Why Price Stability Is Possible
It is no news that fiat currencies are usually stable in value. The major reason for this is that there are reserves backing them. Apart from that, controlling organizations such as their central banks have laid out actions to carry out when these fiat currencies become volatile. Many fiat currencies have been pegged to different types of underlying assets. Some use their foreign reserves as some sort of collateral to fight off wild volatility in value.
Most cryptocurrencies lack the features that tackle volatility in fiat currencies. They are not pegged to an underlying asset, neither do they have a centralized body that controls the value.
Fiat-collateralized stable coins
These are stable coins that are backed by fiat currency reserves such as the USDC. This stable coin on the Algorand blockchain is backed by the US dollar. USDC has a reserve of fiat currency which acts as a collateral to the coins that are issued.
Fiat-collateralized stable coins, sometimes, use precious metals and commodities to back their value. Some may use silver, gold, or even oil as some sort of collateral.
Whatever reserves may be used, they have to be maintained by independent custodians. These reserves have to be audited from time to time to ensure that they meet the needed regulations. Other examples of coins that fall under this category are Tether (USDT), as well as the TrueUSD.
USDC’s Digital Dollars
Circle and Algorand recently reached an agreement that allows a stable coin that is linked to the USD Coin (USDC) to be brought into the blockchain. USDC is a popular stable coin that is being backed by hundreds of fintech firms. Currently, this stable coin has a huge volume of transactions under its belt, raking in about $50B USDC.
An increase in the demand for this currency has been noticed, which in turn has led to a drastic rise in the volume of USDC in circulation. The partnership between Circle and Algorand will improve security, scalability, and usher in more financial applications.

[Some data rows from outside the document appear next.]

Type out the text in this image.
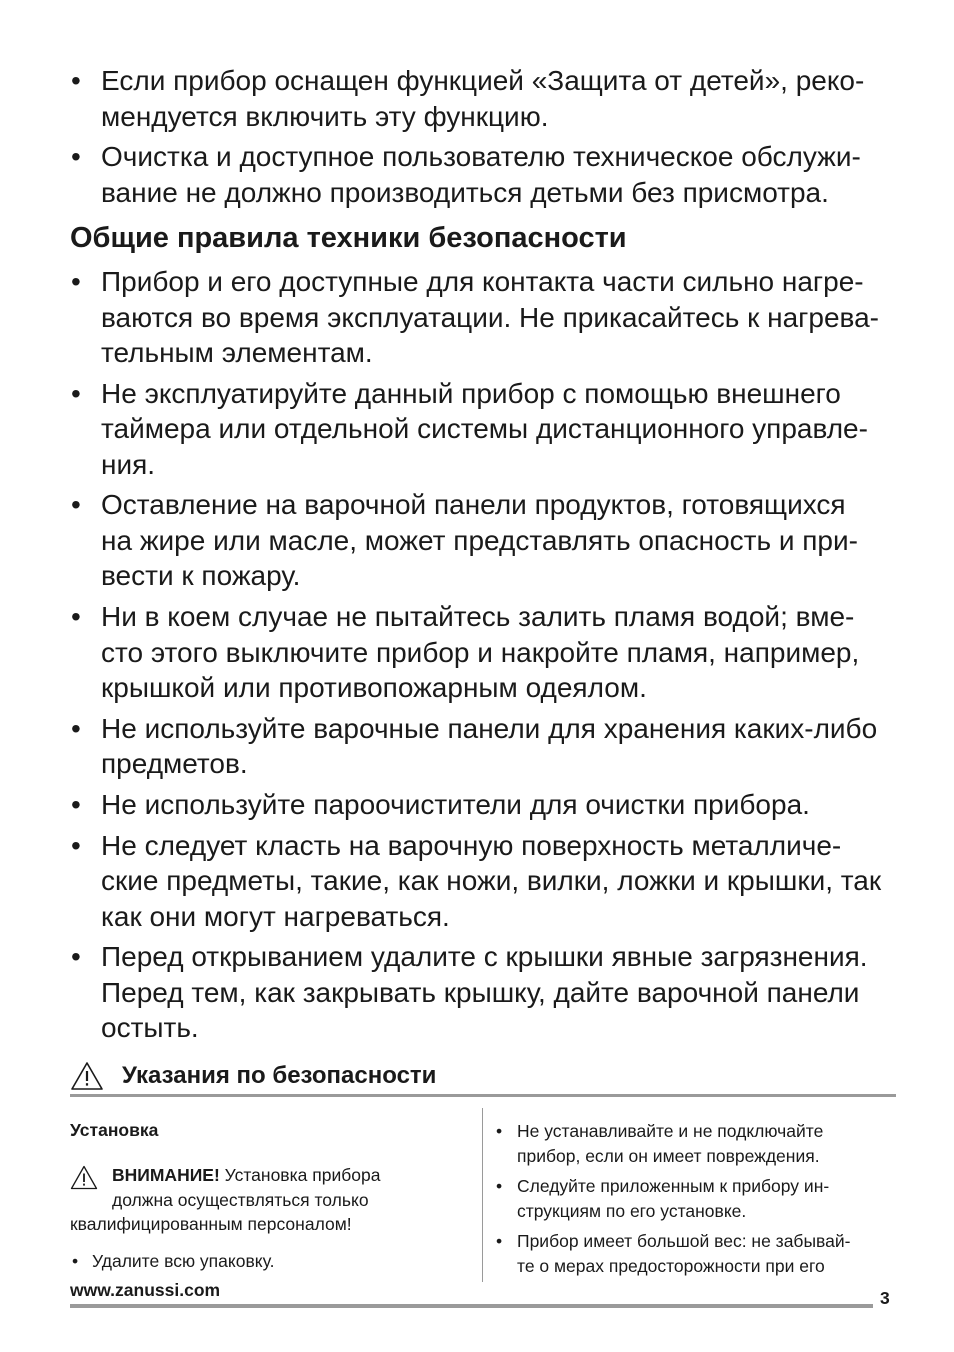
• Если прибор оснащен функцией «Защита от детей», реко-
мендуется включить эту функцию.
• Очистка и доступное пользователю техническое обслужи-
вание не должно производиться детьми без присмотра.
Общие правила техники безопасности
• Прибор и его доступные для контакта части сильно нагре-
ваются во время эксплуатации. Не прикасайтесь к нагрева-
тельным элементам.
• Не эксплуатируйте данный прибор с помощью внешнего
таймера или отдельной системы дистанционного управле-
ния.
• Оставление на варочной панели продуктов, готовящихся
на жире или масле, может представлять опасность и при-
вести к пожару.
• Ни в коем случае не пытайтесь залить пламя водой; вме-
сто этого выключите прибор и накройте пламя, например,
крышкой или противопожарным одеялом.
• Не используйте варочные панели для хранения каких-либо
предметов.
• Не используйте пароочистители для очистки прибора.
• Не следует класть на варочную поверхность металличе-
ские предметы, такие, как ножи, вилки, ложки и крышки, так
как они могут нагреваться.
• Перед открыванием удалите с крышки явные загрязнения.
Перед тем, как закрывать крышку, дайте варочной панели
остыть.
Указания по безопасности
Установка
ВНИМАНИЕ! Установка прибора
должна осуществляться только
квалифицированным персоналом!
• Удалите всю упаковку.
• Не устанавливайте и не подключайте
прибор, если он имеет повреждения.
• Следуйте приложенным к прибору ин-
струкциям по его установке.
• Прибор имеет большой вес: не забывай-
те о мерах предосторожности при его

www.zanussi.com	3
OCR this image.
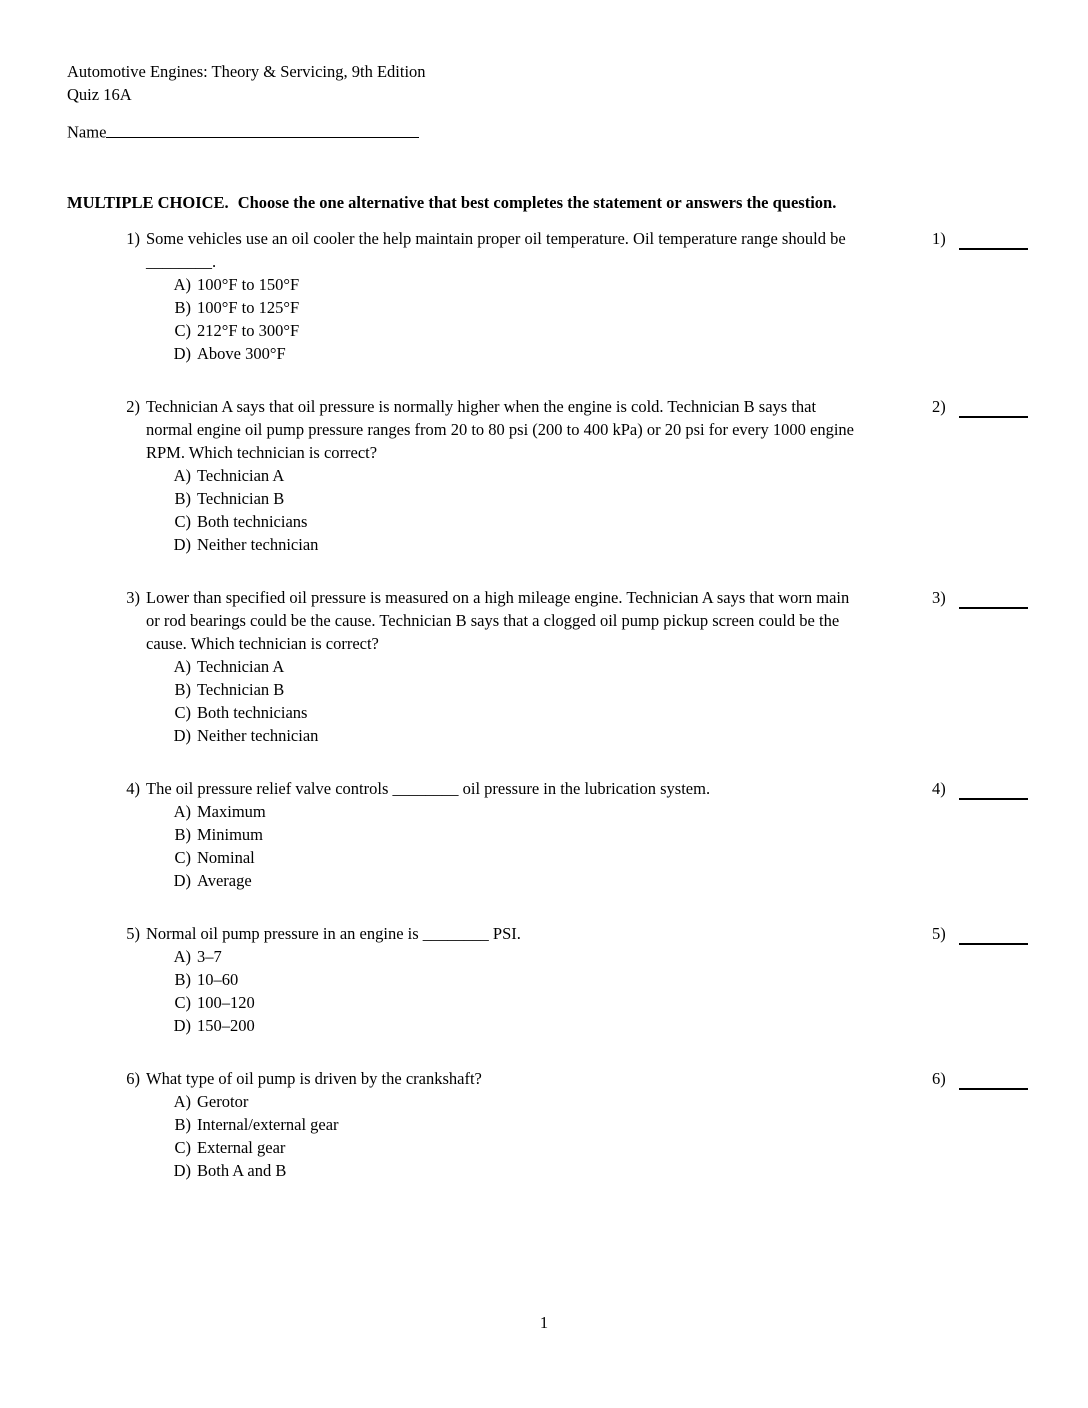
Automotive Engines: Theory & Servicing, 9th Edition
Quiz 16A
Name
MULTIPLE CHOICE. Choose the one alternative that best completes the statement or answers the question.
1) Some vehicles use an oil cooler the help maintain proper oil temperature. Oil temperature range should be ________.
A) 100°F to 150°F
B) 100°F to 125°F
C) 212°F to 300°F
D) Above 300°F
1)
2) Technician A says that oil pressure is normally higher when the engine is cold. Technician B says that normal engine oil pump pressure ranges from 20 to 80 psi (200 to 400 kPa) or 20 psi for every 1000 engine RPM. Which technician is correct?
A) Technician A
B) Technician B
C) Both technicians
D) Neither technician
2)
3) Lower than specified oil pressure is measured on a high mileage engine. Technician A says that worn main or rod bearings could be the cause. Technician B says that a clogged oil pump pickup screen could be the cause. Which technician is correct?
A) Technician A
B) Technician B
C) Both technicians
D) Neither technician
3)
4) The oil pressure relief valve controls ________ oil pressure in the lubrication system.
A) Maximum
B) Minimum
C) Nominal
D) Average
4)
5) Normal oil pump pressure in an engine is ________ PSI.
A) 3–7
B) 10–60
C) 100–120
D) 150–200
5)
6) What type of oil pump is driven by the crankshaft?
A) Gerotor
B) Internal/external gear
C) External gear
D) Both A and B
6)
1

Circle APIs and Circle Business Accounts’ clients can transfer their funds effortlessly. The transfer can be done from the traditional banking system to the Algorand blockchain. This agreement will bring about the benefits of using Circle APIs, while mixing them with the perks of using the Algorand blockchain. Users of Circle APIs can now enjoy the security, scalability and speed that are made possible with the Algorand’s blockchain.
To ensure that USDC has a myriad of users to developers, Centre has allowed this fiat-collateralized stable coin to be accessible in different blockchains. Algorabd blockchain is the second blockchain infrastructure that this stable coin has graced. In the future, USDC will be on a myriad of blockchain ecosystems to ensure that acceptability by more users will be possible.
USDC is currently in charge of the digital dollar stablecoin innovation on Algorand, while they are being fiat-collateralized by Circle. These assets can easily be exchanged for the ERC-20 USDC using the USDC token bridge.
Algorand blockchain and the resultant Algorand Standard Asset, come with a lot of benefits, which has made it a hot cake for enterprises and platforms that want to create decentralized apps or bridge the ravine between traditional and decentralization.
Many tokens, though not stable coins, are currently hosted on the Algorand blockchain and using the Algorand Standard Asset for its tokenization. The number will continuously increase as each day goes by.